In one of her most masterly poems, Dickinson talks about how society – law, religion, patriarchal institutions – restrict her with their rules

and social expectations. One suspects she is speaking on behalf of all women here, and ‘they shut me up’ is a wonderfully judged piece of ambiguity, suggesting both confinement and silencing.

After Great Pain, a Formal Feeling Comes’.

After death, pain is perhaps the commonest subject of Dickinson’s poetry. But this poem describes how moments of intense suffering or anguish are followed by a lack of pain, or any feeling: stiff, paralysed periods of inactivity and numbness.

Pain Has an Element of Blank’.

Here’s another one of Dickinson’s ‘pain poems’. When we are ill or in pain it is very difficult to remember a time when we weren’t ill or in pain. The visceral power of physical pain – but this might also be extended to psychological pain as well – prevents us from imagining or envisioning a time without it, whether in the past or the future.

It Was Not Death, for I Stood Up’.

This line is from a poem describing the feeling of despair and depression that grips the poet. She begins by describing what it is not: not death, she said, for she was still standing while the dead lie down; it was not night, because all of the bells put out their tongues to announce noon, the middle of the day.

One Need Not Be a Chamber to Be Haunted’.

This Dickinson quotation is about how the real ghosts are found within our own minds. We should fear our own thoughts and fears rather than the supposed presence of any external being. Forget about haunted houses or ghostly horses heard in old abbeys; the real terror is to be found within ourselves.

There’s a Certain Slant of Light’.

This line ushers us into a poem which focuses on the way that sunlight in the winter is oppressive and weighs down on us, making us feel low, unhappy, as if visited by a ‘Heavenly Hurt’.

The Heart Asks Pleasure First’.

This quotation was used by the composer Michael Nyman for his soundtrack to the 1993 film The Piano (even if you’re not familiar with Dickinson’s poem or with the film, you may recognise this piece of music).

What the human heart desires most (or ‘first’) is pleasure. But, failing that, we’ll settle for being excused from pain. If that isn’t available to us, sleep or unconsciousness is desirable.

Hope Is the Thing with Feathers’.

Poets before her had compared hope to a bird, but ‘thing with feathers’ was a peculiarly Dickinsonian touch. Hope, for Dickinson, sings its wordless tune and never stops singing it: nothing can faze it.

I’m Nobody! Who Are You?’.

This opening line – one of Emily Dickinson’s best-known and most widely quoted – may be summarised very simply as being about how it is actually quite nice to be a Nobody rather than a Somebody – that anonymity is preferable to fame or public recognition.

I Felt a Funeral in My Brain’.

In this quotation, and the ensuing poem, Dickinson uses the metaphor of the funeral for what is going on inside her head (we will assume that the speaker is female here, though this is only surmise: Dickinson often uses male speakers in her poetry).

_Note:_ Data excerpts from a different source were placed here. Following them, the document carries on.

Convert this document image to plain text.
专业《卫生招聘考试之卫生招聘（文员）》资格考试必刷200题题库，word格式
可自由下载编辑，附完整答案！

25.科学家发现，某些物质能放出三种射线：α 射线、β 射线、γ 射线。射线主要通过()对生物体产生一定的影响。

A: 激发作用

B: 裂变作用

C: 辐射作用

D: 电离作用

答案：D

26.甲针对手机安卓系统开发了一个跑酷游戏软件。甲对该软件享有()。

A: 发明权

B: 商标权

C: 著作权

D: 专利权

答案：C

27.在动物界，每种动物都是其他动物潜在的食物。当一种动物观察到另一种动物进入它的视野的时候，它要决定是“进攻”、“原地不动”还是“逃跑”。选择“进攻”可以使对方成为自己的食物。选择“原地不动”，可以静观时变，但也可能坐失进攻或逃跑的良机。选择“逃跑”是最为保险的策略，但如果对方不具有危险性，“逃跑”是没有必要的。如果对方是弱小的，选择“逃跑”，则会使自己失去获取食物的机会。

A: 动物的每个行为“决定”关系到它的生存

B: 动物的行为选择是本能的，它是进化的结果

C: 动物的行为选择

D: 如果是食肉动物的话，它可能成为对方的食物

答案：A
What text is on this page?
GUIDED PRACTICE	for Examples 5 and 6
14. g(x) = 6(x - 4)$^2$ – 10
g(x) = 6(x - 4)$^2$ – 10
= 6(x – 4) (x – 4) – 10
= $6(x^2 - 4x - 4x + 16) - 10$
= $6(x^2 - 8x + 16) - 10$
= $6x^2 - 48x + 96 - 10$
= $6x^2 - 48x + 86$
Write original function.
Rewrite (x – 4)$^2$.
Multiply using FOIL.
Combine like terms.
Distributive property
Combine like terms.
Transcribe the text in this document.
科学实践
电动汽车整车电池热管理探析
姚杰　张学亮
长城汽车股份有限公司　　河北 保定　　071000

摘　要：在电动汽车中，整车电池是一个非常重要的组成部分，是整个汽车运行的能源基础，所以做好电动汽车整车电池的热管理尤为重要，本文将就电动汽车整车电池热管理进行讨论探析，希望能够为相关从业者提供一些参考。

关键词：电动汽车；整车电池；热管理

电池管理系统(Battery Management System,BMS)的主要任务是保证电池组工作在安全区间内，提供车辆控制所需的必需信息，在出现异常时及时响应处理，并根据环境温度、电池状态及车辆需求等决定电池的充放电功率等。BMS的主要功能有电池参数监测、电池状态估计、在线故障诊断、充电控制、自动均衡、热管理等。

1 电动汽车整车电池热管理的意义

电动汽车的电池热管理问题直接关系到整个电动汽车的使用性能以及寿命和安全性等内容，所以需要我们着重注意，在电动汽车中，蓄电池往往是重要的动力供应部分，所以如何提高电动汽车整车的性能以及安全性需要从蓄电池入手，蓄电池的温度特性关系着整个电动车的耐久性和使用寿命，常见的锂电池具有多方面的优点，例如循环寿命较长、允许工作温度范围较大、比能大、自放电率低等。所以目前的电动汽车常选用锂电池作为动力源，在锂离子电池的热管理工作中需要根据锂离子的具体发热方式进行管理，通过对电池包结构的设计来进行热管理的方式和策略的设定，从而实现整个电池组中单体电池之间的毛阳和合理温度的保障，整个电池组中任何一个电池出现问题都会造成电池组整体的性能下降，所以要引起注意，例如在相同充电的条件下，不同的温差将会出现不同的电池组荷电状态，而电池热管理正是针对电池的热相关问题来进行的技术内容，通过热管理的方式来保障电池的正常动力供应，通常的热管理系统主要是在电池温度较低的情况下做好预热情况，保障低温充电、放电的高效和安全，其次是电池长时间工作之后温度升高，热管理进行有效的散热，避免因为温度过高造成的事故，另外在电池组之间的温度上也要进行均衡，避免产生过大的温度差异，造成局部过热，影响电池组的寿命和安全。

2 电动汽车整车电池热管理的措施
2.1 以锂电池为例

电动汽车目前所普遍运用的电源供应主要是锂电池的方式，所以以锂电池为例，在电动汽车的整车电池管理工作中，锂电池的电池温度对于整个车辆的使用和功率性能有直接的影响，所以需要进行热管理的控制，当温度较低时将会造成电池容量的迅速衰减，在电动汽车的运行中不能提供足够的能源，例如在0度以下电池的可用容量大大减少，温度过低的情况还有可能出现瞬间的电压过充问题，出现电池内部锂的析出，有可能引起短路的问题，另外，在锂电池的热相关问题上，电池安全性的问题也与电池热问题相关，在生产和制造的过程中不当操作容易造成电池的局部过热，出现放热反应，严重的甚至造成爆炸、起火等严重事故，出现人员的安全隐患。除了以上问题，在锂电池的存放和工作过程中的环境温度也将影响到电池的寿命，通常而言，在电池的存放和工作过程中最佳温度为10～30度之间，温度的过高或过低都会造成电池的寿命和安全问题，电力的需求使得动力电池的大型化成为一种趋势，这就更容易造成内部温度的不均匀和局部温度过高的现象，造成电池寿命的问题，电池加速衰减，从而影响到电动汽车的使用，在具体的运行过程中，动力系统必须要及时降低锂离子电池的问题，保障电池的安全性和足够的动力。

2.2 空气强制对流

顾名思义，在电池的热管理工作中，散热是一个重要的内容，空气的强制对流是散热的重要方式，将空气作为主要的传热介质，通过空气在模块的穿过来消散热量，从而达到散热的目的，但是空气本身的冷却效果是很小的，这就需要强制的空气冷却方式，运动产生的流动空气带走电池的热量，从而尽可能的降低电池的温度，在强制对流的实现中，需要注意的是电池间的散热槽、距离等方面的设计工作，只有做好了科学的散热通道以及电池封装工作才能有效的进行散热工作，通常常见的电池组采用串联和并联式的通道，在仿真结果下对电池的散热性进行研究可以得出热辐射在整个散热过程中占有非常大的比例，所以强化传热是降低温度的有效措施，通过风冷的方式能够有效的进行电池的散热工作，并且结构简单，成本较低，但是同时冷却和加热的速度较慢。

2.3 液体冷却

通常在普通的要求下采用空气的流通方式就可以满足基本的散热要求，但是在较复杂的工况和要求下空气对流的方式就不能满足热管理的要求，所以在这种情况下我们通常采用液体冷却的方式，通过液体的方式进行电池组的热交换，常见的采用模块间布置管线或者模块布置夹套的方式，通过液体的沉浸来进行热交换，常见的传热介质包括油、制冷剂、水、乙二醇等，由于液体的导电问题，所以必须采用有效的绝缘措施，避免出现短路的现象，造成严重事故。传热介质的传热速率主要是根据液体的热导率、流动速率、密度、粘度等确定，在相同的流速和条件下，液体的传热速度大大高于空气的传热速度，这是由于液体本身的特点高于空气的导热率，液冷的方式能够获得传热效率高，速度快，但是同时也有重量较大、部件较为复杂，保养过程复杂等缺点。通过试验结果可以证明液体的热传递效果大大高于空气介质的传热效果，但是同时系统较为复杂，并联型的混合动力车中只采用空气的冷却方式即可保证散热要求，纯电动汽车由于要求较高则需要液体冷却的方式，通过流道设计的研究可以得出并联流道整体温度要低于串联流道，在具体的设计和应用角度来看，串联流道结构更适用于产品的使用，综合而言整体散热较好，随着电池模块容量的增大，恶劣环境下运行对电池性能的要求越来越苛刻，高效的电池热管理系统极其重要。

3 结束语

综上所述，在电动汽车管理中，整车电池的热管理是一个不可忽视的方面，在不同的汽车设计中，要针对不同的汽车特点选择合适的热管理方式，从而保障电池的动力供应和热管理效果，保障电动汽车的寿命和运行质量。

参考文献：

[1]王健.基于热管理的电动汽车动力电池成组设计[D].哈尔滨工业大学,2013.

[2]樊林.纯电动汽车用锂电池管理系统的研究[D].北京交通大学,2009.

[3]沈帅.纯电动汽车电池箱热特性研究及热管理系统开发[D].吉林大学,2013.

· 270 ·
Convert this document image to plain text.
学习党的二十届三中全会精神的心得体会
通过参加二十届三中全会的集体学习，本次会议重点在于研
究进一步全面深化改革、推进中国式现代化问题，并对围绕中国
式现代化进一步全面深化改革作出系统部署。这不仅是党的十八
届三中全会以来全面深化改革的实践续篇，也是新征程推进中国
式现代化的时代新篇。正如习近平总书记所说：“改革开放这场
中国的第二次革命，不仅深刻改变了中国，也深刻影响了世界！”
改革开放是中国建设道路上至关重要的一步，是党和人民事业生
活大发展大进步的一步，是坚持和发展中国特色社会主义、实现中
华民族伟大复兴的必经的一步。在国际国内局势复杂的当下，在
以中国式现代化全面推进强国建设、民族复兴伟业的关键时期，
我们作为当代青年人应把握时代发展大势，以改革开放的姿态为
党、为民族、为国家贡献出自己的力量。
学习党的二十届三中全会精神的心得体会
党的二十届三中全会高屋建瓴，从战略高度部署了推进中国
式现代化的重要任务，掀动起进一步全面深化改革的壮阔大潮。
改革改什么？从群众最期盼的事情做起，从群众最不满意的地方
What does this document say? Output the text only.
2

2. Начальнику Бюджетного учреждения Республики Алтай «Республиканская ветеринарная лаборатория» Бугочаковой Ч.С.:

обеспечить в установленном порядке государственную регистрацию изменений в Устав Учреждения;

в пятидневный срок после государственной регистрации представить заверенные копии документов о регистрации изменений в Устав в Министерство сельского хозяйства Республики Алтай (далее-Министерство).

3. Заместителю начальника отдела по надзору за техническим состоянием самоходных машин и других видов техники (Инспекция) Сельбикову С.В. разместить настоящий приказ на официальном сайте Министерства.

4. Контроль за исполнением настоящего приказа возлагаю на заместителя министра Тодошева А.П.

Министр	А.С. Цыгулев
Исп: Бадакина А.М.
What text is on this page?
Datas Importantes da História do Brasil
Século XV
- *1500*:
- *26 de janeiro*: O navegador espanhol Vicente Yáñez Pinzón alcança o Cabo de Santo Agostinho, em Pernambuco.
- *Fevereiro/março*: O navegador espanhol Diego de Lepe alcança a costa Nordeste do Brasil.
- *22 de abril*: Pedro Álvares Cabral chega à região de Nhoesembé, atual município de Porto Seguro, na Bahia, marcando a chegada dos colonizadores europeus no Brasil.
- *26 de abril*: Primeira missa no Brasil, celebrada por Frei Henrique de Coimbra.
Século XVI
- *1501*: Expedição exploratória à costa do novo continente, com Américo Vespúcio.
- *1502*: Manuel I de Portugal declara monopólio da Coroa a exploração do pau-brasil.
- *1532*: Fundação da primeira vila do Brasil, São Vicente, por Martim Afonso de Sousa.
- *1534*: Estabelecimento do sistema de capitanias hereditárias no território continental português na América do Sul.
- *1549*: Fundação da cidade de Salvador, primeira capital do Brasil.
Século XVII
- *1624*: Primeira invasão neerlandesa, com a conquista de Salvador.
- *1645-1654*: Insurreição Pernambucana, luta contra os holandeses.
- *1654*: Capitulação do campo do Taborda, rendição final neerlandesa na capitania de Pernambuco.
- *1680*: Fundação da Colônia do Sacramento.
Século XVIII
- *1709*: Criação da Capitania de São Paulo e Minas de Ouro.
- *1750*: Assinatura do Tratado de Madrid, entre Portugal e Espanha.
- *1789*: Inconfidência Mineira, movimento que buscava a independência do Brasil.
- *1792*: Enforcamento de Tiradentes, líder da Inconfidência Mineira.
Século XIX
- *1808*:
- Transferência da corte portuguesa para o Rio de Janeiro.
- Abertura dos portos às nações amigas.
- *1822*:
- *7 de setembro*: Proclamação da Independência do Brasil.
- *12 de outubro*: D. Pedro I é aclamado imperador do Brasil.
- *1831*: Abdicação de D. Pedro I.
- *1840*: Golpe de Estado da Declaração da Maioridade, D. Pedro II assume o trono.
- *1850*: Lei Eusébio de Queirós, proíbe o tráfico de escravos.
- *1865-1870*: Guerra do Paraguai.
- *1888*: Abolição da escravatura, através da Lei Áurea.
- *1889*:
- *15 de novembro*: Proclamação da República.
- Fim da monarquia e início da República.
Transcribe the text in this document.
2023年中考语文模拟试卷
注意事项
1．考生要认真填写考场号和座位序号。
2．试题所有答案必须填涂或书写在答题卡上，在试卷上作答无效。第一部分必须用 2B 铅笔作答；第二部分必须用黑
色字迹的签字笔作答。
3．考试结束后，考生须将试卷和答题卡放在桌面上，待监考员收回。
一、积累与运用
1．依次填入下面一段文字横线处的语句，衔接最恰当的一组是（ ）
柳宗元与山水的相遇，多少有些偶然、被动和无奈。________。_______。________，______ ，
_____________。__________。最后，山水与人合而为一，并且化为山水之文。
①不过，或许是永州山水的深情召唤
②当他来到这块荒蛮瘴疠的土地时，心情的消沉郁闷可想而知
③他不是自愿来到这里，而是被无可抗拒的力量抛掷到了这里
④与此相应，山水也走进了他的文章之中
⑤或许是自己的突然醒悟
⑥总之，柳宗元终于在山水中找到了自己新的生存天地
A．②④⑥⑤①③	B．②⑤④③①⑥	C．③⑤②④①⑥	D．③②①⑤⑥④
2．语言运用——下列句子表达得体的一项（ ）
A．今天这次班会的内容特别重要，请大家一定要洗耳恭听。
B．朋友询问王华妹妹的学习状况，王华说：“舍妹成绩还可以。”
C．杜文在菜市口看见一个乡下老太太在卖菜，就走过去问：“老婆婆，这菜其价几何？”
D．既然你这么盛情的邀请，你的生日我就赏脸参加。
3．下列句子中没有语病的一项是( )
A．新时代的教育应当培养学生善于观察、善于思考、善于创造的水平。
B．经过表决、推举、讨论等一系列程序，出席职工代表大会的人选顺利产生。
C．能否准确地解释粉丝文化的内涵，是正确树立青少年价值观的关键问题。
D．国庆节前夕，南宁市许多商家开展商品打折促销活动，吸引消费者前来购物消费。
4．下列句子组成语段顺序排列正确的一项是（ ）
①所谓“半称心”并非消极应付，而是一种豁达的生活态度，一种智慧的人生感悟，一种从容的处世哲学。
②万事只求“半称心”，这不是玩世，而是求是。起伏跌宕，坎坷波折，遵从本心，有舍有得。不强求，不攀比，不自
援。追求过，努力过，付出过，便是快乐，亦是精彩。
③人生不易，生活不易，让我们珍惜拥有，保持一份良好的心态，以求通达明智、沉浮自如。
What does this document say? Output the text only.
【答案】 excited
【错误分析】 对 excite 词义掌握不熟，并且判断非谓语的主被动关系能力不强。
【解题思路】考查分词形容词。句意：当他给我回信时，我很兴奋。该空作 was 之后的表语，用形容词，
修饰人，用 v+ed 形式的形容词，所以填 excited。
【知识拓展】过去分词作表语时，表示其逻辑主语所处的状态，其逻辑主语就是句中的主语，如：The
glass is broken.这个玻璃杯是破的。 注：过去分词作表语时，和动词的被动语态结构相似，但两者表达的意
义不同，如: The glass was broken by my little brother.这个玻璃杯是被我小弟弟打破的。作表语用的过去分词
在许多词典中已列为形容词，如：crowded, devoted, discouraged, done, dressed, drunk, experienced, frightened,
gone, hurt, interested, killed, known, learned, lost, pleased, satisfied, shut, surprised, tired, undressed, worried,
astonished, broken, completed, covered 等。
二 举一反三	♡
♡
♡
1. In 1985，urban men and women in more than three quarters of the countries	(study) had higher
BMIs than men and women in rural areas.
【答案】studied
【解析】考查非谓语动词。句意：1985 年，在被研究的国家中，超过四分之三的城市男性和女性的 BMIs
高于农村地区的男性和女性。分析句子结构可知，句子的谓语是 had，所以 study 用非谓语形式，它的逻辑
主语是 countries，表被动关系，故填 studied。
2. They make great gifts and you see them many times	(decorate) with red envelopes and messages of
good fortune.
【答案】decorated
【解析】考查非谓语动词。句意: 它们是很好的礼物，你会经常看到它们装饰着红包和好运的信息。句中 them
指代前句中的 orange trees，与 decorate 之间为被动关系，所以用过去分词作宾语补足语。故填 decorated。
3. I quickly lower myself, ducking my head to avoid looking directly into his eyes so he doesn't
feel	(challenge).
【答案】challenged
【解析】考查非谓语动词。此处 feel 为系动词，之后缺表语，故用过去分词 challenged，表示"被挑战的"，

Her sanity and reason have died, and the chaos inside her mind is like the mourners at a funeral walking backward and forward.

My Life Closed Twice Before Its Close’.

Thus begins a short poem in which Dickinson ponders immortality and the concept of an afterlife, by posing a first line which doubles up as a riddle. How can one’s life close twice before it closes?

This World Is Not Conclusion’.

This seems an apt poem to conclude our pick of the best Emily Dickinson quotations. The world that we know and live in is not the only one, and everything does not end with death. Something is found beyond this life, but although it has physical existence, it is mysterious and invisible.